ASTON. You said you wanted me to get you up. DAVIES. What for? ASTON. You said you were thinking of going to Sidcup. DAVIES. Ay, that'd be a good thing, if I got there. ASTON. Doesn't look much of a day. DAVIES. Ay, well, that's shot it, en't it?
— The Caretaker, Harold Pinter
Sometimes when you’re writing there is an exhaustive, ever-growing list of options to take. There is the desire to write a quiet suburban tale of divorce and failed life while another passion, say writing about criminals organising a heist, also burns. On the same day, there is the search to go down one road, unfamiliar and strange, another hunt arises to go down the road wholly known. I believe with this wealth of options, which rides with one of the great democratisations of writing being its cost (if you have a piece of paper and pen, you can write), is the closest a lot of us come to writer’s block. It’s not that we don’t have things to write about, it’s that we have too much to write about. So, with that in place, here is a list of things this blog was going to be about this week:
- Sex. No, I haven’t made a video that’s about to go viral but I wanted to write a blog about sex and writing. This week, I was in a great class with Leone Ross, hosted by Spread The Word, where the topic was writing love/sex scenes. If you’re looking for some modern writing beyond Miller and Nin, I’d recommend Ross’ own short story collection Come Let Us Sing Anyway and Monsieur by Emma Becker. The latter has a paragraph of four words which beckons an entire city to be involved in the love affair: Paris held its breath. For this blog, I was also going to write about artist Jack Vettriano. In the documentary series What Do Artists Do All Day? he made an astute point about sex and it being taken seriously in this country: “If I were to paint industrial decline or inner-city drug abuse you can’t help but think, That might be taken quite seriously. But a woman painting her toenails for her lover, that’s just Benny Hill.” You can see more of Vettriano here:https://www.youtube.com/watch?v=902K9eWfNX0&ab_channel=ArtDocumentaries
- Acceptance. Stick with me on this one, I’m still trying to figure it out. If there was a terrible “culture death ray” out there and this ray could wipe your mind of all your cultural knowledge and leave just one cultural icon then for me it would be Leonard Cohen. Because of my preference and time, there will be many musicians, writers, artists whose work I’ll never listen to, read, look at. But does this mean the converse should rear its head? Does it mean that they should be left out of the buffet of art? Of course not. If it did, this blog would certainly be scraped in the bin long ago.

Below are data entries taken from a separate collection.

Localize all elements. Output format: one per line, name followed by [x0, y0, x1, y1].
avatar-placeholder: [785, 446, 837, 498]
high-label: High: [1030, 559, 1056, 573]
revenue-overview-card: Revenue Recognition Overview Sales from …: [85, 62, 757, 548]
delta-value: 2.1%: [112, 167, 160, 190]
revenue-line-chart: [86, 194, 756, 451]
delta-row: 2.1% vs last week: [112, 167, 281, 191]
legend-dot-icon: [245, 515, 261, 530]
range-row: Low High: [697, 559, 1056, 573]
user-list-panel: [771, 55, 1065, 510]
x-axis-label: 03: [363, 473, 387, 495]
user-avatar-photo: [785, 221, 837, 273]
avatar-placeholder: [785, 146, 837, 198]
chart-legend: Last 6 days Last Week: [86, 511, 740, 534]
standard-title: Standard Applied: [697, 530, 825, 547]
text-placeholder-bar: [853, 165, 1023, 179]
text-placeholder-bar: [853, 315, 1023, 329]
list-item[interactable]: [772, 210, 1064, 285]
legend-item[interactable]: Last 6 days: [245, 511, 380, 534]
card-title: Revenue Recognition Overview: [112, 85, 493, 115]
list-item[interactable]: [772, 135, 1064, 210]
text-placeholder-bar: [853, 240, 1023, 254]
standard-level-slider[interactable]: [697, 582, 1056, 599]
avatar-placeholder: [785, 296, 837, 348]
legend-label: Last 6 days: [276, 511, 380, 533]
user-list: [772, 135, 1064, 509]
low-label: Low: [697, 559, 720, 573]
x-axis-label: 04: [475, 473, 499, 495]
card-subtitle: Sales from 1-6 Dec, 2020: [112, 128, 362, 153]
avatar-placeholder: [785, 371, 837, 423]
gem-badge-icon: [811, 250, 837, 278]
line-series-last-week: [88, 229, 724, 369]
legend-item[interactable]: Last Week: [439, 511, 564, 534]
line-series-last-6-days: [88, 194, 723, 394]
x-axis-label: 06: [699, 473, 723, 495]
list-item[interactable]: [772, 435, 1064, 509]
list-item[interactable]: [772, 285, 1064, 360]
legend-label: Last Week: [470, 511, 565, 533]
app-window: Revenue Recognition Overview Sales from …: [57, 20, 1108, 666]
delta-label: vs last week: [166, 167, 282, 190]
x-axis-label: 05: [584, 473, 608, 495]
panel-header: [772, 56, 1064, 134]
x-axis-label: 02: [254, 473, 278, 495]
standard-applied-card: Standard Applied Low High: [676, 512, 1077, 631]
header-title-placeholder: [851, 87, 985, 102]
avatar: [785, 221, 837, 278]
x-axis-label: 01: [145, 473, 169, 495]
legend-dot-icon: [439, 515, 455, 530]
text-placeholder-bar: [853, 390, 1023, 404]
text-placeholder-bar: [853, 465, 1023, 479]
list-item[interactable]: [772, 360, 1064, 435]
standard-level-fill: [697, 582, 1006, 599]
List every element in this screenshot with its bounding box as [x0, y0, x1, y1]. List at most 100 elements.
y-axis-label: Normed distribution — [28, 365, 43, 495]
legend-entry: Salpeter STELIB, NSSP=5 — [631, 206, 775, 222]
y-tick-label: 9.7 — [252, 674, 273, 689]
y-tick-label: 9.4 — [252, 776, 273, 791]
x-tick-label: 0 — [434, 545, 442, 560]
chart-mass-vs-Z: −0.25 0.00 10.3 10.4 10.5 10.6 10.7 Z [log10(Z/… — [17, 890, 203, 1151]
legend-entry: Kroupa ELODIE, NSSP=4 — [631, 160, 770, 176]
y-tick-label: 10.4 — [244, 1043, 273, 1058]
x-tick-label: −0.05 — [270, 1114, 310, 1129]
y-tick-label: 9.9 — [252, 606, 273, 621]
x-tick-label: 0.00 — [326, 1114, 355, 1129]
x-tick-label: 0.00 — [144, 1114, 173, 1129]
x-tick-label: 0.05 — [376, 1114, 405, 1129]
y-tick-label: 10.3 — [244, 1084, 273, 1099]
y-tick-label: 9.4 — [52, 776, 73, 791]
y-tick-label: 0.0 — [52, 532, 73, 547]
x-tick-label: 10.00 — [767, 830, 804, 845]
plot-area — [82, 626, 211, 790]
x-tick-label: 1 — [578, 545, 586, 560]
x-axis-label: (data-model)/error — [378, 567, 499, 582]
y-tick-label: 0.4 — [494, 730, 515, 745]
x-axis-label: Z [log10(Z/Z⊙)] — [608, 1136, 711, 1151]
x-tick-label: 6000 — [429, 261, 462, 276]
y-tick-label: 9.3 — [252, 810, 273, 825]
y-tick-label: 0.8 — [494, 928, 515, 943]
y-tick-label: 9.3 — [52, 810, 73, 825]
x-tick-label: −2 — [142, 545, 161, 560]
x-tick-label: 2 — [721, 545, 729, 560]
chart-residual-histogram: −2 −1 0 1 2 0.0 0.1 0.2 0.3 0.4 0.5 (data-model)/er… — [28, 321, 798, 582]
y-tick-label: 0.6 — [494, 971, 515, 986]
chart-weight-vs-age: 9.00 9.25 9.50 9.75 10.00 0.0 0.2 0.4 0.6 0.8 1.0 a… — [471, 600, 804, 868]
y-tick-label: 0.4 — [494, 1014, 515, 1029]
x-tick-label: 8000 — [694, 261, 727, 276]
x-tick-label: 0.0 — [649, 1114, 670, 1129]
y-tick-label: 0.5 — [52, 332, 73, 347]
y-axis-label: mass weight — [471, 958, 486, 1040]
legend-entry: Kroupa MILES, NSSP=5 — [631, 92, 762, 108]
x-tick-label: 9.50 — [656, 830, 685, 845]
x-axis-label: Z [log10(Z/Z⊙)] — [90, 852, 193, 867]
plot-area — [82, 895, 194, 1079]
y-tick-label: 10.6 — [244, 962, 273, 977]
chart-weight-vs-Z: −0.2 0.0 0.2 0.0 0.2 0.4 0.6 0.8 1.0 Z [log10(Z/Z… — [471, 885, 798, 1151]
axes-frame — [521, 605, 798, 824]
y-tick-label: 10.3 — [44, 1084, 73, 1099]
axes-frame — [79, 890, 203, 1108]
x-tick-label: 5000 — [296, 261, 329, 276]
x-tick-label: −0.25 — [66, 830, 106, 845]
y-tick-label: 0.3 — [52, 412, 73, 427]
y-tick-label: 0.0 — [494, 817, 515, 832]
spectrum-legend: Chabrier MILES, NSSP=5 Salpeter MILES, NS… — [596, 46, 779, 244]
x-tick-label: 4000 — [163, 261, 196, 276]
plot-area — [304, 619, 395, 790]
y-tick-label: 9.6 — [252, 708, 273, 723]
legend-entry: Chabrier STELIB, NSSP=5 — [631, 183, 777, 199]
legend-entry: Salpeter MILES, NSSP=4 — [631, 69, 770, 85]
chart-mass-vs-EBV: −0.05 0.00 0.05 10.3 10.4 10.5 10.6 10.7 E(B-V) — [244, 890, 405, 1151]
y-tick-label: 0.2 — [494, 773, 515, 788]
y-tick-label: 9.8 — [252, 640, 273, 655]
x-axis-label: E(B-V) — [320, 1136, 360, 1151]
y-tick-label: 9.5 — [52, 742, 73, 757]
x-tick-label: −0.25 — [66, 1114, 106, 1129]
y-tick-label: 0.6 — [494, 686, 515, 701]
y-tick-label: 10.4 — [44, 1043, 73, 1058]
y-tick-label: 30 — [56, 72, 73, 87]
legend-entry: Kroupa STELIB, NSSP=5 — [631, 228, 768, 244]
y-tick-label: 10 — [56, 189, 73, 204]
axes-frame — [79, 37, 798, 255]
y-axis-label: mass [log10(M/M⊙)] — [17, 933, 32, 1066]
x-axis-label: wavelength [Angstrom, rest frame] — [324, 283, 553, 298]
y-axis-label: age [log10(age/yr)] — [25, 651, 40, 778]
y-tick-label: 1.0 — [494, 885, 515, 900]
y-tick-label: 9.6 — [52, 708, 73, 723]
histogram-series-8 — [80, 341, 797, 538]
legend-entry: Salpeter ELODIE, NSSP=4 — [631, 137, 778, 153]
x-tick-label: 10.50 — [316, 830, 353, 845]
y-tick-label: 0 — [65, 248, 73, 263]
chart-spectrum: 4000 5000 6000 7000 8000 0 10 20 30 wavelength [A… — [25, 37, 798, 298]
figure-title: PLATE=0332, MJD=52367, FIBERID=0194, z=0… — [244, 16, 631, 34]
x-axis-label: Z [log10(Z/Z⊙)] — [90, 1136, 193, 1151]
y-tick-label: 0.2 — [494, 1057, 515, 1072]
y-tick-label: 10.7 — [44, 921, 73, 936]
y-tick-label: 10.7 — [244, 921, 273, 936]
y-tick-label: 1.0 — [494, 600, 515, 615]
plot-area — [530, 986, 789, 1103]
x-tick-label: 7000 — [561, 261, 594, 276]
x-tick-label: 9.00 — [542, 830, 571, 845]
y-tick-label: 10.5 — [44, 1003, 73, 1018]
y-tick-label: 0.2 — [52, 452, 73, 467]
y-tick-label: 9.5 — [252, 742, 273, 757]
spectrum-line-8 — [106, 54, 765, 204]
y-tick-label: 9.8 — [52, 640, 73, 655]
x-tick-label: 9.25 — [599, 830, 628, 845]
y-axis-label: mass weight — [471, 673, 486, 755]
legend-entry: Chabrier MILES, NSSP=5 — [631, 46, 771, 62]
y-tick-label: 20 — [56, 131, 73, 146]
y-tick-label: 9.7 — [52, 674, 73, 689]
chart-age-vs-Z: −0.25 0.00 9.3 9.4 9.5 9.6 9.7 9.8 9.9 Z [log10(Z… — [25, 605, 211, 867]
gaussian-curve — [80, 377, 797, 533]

- Frédéric Dard. I’m four books into the six translated works of this great crime writer. Despite writing over 300 books, the translations mentioned above are relatively recent. I highly recommend him and will write more in a post in the future. For now, head over to Pushkin Press for more (https://pushkinpress.com/our-authors/frederic-dard/).
- Going back to sex and acceptance, it seems a real waste of time for something as well-known and contributed to as the Bad Sex in Fiction Award. Like a lot of criticism, it seems to fall into that hinterland of lambasting others’ attempts rather than praising those who get it right and those who try against the culture of such awards. As McMurphy said in One Flew Over The Cuckoo’s Nest, “But I tried though…I sure as hell did that much, didn’t I?”
And these are just some of the things I didn’t write about this week.